FastAI Batch loaders don’t re-balance the classes, so this feature of being able to upsample could be useful.

ramesh · November 27, 2017, 6:13am

@agaldran - The pull request to allow duplicate (upsample) is merged now. Try git pull and let us know if the Upsample technique helped for your problem or if there are other things you tried.

jamesrequa · November 27, 2017, 5:53pm

@ramesh this is great! I too have been looking for this functionality.

One other issue to consider though is that we may also need to update get_cv_idxs because I think it could be bad if any of the upsampled minority class (duplicate images) ends up in both the training and validation sets. I have run into this trouble myself because it will appear during training that both training and validation have great accuracy but then perform poorly on a test set because, in fact, the model was just predicting on images it has already seen.

agaldran · November 27, 2017, 6:09pm

Yes, @jamesrequa, that is happening to me also. I have 99% f2-score in train and val, but when I compute externally my average AUC across classes, it is much lower, due to the class imbalance which distorts the validation loss.

In the beginning I tried to handle the class imbalance at the “pandas level”, by first separating a train and a validation set from the original dataframe, then under/oversampling separately in those sets, shuffling, re-merging the dataframes, and instead of calling to get_cv_idx, passing the last 20% integers starting from n backwards. Super error-prone, indeed.

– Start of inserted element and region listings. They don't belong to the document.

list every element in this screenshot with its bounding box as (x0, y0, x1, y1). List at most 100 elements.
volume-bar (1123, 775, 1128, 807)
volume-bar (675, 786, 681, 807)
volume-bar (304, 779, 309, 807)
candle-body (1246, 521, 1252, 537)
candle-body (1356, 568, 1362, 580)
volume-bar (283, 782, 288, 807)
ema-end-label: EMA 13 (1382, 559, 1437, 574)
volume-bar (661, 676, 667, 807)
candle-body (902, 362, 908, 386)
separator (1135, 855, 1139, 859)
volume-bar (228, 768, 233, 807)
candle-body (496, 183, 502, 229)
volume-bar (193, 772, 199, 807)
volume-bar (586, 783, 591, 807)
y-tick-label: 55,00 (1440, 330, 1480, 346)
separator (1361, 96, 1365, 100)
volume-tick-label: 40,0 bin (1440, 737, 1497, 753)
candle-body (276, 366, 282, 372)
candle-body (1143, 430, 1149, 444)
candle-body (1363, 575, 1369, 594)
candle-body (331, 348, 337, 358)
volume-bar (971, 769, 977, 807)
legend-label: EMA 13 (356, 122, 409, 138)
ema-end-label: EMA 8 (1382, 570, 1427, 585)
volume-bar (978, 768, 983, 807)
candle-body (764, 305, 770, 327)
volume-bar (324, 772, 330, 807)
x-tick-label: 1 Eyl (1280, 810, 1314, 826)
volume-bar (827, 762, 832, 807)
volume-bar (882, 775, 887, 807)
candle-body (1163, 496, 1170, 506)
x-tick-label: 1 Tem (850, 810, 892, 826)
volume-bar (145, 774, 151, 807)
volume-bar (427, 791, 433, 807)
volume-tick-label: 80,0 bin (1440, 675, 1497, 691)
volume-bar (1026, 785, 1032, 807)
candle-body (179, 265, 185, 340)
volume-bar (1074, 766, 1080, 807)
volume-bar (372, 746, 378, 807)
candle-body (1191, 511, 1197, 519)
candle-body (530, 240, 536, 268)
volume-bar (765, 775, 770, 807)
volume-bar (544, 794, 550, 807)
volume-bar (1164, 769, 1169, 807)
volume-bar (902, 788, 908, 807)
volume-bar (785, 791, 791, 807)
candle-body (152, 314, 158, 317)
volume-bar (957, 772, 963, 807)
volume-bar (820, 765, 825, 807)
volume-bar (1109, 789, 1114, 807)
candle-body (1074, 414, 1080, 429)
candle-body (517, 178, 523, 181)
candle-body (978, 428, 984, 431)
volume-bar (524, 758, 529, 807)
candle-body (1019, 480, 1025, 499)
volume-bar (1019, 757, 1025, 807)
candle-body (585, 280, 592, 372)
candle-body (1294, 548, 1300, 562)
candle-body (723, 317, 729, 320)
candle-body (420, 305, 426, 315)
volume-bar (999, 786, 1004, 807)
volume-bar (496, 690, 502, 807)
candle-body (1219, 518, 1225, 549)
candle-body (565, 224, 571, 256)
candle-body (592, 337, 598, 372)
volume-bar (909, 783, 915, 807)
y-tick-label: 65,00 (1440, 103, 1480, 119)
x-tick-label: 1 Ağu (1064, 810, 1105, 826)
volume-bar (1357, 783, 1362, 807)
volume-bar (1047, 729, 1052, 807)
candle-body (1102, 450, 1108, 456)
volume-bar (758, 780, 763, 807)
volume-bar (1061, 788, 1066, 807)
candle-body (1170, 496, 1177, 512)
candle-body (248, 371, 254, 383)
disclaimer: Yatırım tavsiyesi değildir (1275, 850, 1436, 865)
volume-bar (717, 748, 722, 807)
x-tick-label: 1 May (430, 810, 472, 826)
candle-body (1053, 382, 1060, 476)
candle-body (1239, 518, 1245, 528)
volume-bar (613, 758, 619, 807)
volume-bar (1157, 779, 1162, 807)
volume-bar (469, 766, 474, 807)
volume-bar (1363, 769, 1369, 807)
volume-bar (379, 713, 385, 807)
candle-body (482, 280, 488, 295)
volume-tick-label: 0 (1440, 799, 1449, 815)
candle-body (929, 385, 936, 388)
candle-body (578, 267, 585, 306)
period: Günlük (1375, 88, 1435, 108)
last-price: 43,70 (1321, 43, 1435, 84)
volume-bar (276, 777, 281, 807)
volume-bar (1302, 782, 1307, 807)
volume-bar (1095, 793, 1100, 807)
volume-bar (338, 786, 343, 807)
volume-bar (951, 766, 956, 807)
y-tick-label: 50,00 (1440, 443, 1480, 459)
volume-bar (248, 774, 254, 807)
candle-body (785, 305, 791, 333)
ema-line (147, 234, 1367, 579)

In the end, this path was blocked because of the inner duplicate dropping of from_data, and I forgot about it. But now that @ramesh has added this functionality, I will try it tonight and see what happens.

Thanks!

arunslb123 · January 28, 2018, 12:41am

Can anyone share the paper that discusses oversampling approaches as Jeremy mentioned in the classes? Thanks

maddogS · January 28, 2018, 12:54am

I’m dealing with the same problem. But with NLP data. I have read that SMOTE or SMOTE+ENN / tomek link removal might be a good idea for this… for your reference. This is the standard package that has these implemented: https://github.com/scikit-learn-contrib/imbalanced-learn

I’m exploring a 2 stage model of 1. is the the majority class (and train for a low false +)
then if it’s not in the majority class …
2. which minority class is it… (I only have 2)…
I thought about using a auto-encoder trained on one of the minority class as a “anomaly detector” … basically if you feed a minority class data point though the auto-encoder and it comes out “mangled” then it’s the other minority class…
Given I only have 200 of each minority class labelled… I have some doubts if the auto-encoder idea will work… would love to hear your thoughts…

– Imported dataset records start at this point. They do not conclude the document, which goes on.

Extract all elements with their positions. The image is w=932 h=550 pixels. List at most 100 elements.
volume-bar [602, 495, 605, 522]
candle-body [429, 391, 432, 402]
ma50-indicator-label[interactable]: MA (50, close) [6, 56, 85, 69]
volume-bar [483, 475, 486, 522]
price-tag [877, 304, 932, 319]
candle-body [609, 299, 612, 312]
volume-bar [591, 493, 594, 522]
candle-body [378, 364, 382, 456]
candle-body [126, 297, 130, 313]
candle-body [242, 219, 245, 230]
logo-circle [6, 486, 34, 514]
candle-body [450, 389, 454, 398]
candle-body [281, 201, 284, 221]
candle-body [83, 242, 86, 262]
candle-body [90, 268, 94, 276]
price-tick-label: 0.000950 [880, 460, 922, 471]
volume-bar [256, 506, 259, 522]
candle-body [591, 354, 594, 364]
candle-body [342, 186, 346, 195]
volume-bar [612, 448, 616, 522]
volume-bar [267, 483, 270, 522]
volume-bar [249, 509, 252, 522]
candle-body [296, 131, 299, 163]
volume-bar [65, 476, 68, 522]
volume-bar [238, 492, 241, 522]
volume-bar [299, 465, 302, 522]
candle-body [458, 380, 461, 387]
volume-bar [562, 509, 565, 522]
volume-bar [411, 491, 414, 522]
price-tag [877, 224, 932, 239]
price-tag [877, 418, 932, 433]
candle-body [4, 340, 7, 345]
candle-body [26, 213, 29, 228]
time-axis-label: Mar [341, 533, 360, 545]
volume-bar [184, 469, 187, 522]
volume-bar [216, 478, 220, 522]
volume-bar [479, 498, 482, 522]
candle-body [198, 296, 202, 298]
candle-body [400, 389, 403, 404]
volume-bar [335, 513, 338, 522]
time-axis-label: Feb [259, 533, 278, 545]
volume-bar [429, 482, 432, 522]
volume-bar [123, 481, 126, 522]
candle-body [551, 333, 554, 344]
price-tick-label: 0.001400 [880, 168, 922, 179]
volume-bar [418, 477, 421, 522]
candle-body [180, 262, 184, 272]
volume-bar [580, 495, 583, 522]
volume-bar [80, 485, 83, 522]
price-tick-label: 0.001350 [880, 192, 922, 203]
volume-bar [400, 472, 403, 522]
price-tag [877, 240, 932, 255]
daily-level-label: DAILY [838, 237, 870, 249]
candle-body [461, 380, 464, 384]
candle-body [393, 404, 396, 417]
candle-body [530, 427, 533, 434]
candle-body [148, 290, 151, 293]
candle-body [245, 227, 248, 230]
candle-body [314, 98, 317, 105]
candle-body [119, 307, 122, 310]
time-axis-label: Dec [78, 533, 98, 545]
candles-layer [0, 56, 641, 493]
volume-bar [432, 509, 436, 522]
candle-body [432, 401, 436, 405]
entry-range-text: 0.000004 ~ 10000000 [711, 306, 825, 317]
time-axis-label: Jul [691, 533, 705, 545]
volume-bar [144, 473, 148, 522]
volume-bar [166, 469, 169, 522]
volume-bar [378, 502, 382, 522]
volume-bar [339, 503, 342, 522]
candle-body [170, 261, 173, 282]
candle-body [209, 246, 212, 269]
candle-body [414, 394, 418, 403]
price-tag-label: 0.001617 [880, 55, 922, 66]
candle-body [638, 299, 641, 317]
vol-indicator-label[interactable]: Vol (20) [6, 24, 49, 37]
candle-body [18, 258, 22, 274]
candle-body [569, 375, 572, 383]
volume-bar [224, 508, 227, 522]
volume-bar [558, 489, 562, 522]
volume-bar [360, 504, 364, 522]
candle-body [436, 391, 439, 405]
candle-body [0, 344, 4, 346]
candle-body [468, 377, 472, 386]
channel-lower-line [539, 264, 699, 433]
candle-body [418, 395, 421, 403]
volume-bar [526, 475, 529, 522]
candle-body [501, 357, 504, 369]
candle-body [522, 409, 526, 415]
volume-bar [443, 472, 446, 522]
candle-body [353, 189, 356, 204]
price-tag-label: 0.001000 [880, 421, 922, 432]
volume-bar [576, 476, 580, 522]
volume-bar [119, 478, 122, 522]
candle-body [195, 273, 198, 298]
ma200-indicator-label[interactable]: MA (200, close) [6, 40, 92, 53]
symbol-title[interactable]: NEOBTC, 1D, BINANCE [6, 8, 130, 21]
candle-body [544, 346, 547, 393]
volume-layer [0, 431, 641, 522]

also anyone have ideas/experience generating nlp based data to augment minority classes??? (Other than smote…)

thx all!

wnurmi · March 16, 2018, 8:11pm

You’ve probably already found it
but I think he meant this one: https://arxiv.org/pdf/1710.05381.pdf

sandeepgupta2 · December 13, 2018, 10:17am

Hi @ramesh - It seems this issue persists in the latest code. Can you please confirm.

I have been trying to upsample the minority class, but it seems that the duplicate records are getting removed.

vladimirk · December 22, 2018, 1:42am

Would it make sense and, if not, why not, to do something like training time augmentation of images that belong to the unbalanced part of the dataset? For example, add flipped, or zoomed version of these images to the training set instead of just duplicate them?